Claudia Roth, die Alternativlose

Von Frank Capellan, Hauptstadtstudio · 12.11.2012
Süßes für die Chefin, ein Candy-Storm besänftigt die bitter Enttäuschte. Zuckerstückchen, die die grüne Internet-Gemeinde Claudia Roth tausendfach zugestellt hat: Roth soll bleiben, Roth muss bleiben. Roth wird gebraucht!
Es ist wie so oft bei den Grünen: Die Basis trifft eine überraschende Entscheidung und wundert sich dann über die eigene Courage und die Folgen. Glück für die Spitzen-Grünen, dass es die Naschereien aus dem Netz gibt und sich Claudia Roth mit virtuellen Candys kaufen lässt.

Denn irgendwie ist sie eben doch, um mit der Kanzlerin zu sprechen, fast schon ... "alternativlos". Es wäre nahezu unmöglich gewesen, bis zum Parteitag am Wochenende eine Nachfolgerin zu finden - eine Frau, die als Linke, als Fundamentalistin gilt, und die auch noch zum Co-Vorsitzenden Cem Özdemir passt.

Die komplizierte Fundi-Realo-Weiblein-Männlein-Arithmetik macht das eigentlich Unmögliche nun möglich. Eine von den Mitgliedern gnadenlos abgestrafte Vorsitzende wird im Amt bleiben und nach ihrer Klatsche bei der Kandidatenkür bei der Wiederwahl zur Parteichefin sogar noch einen kleinen Triumph feiern können.

Das scheint paradox, es hat aber was. Zwar ist die Partei mit ihrer unkalkulierbaren Ur-Wahl knapp an einer Katastrophe vorbeigeschliddert - Claudia Roth aber sorgt mit ihrer Entscheidung nun dafür, dass diese aus der Not heraus geborene Abstimmung doch noch zu einem echten Erfolg werden kann und die Grünen für die Bundestagswahl breit aufgestellt sind, breiter geht nicht.

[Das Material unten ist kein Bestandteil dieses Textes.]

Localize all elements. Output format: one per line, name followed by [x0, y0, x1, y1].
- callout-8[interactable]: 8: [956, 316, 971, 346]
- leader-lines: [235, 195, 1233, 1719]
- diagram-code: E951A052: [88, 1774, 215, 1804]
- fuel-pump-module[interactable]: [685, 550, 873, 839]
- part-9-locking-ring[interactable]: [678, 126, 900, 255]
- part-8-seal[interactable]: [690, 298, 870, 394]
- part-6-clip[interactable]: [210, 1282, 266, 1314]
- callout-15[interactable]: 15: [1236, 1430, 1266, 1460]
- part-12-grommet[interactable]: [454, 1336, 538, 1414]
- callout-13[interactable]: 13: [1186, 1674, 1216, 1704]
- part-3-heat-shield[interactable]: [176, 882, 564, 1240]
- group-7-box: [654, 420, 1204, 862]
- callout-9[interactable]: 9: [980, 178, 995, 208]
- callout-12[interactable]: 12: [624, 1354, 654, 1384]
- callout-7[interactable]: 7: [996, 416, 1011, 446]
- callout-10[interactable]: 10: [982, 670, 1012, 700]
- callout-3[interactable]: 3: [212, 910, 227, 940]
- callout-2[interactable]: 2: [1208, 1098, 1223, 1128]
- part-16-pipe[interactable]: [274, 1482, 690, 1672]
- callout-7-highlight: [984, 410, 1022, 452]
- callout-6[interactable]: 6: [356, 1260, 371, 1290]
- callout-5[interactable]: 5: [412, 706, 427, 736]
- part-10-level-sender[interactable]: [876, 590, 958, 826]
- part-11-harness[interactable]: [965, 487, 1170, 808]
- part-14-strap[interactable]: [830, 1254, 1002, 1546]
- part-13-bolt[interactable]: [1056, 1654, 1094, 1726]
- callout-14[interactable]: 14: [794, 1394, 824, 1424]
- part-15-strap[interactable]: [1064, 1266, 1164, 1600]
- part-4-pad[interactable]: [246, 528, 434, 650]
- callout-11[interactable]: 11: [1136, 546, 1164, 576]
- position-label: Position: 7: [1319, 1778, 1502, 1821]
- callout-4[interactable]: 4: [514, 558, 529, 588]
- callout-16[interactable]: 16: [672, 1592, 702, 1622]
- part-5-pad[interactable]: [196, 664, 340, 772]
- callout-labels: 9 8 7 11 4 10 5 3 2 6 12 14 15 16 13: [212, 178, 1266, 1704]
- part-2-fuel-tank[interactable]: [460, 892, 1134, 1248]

Jürgen Trittin, dem lauten Ex-Minister aus rot-grünen Jahren, steht nun eine ruhige Katrin Göring-Eckhardt zur Seite. Eine Kandidatin der Kompromisse, eine, die nicht für Schwarz-grün steht, aber Schwarz-grün auch nicht ausschließt.

Eine Kirchenfrau, die weit in das bürgerliche Lager hineinwirkt und in der Lage ist, dort Stimmen zu fangen. Claudia Roth, die Schrille, die Unangepasste, muss diese Personalentscheidung nun an anderer Stelle kompensieren, so wie sie schon bisher als Gegenstück zum Co-Vorsitzenden fungierte. Sie kann die klassischen Grünen-Anhänger ansprechen, muss diejenigen bedienen, denen Cem Özdemir genauso wie Kathrin Göring-Eckhardt viel zu brav und angepasst, viel zu realpolitisch ist.

Soweit so gut - bleibt nur abzuwarten, ob die Verletzungen bei Claudia Roth nicht viel zu groß sind, ob sie fähig ist, die Enttäuschung darüber wegzustecken, dass sie nicht ganz oben steht als Parteichefin und Spitzenkandidatin.

Erst einmal aber haben die Grünen gar keine andere Wahl als sie zu umgarnen und zu unterstützen. Es ging um "Süßes oder Saures" - ohne den Candy-Storm von Basis und Vorstand hätte den Grünen vor allem eines gedroht: Jede Menge Shit!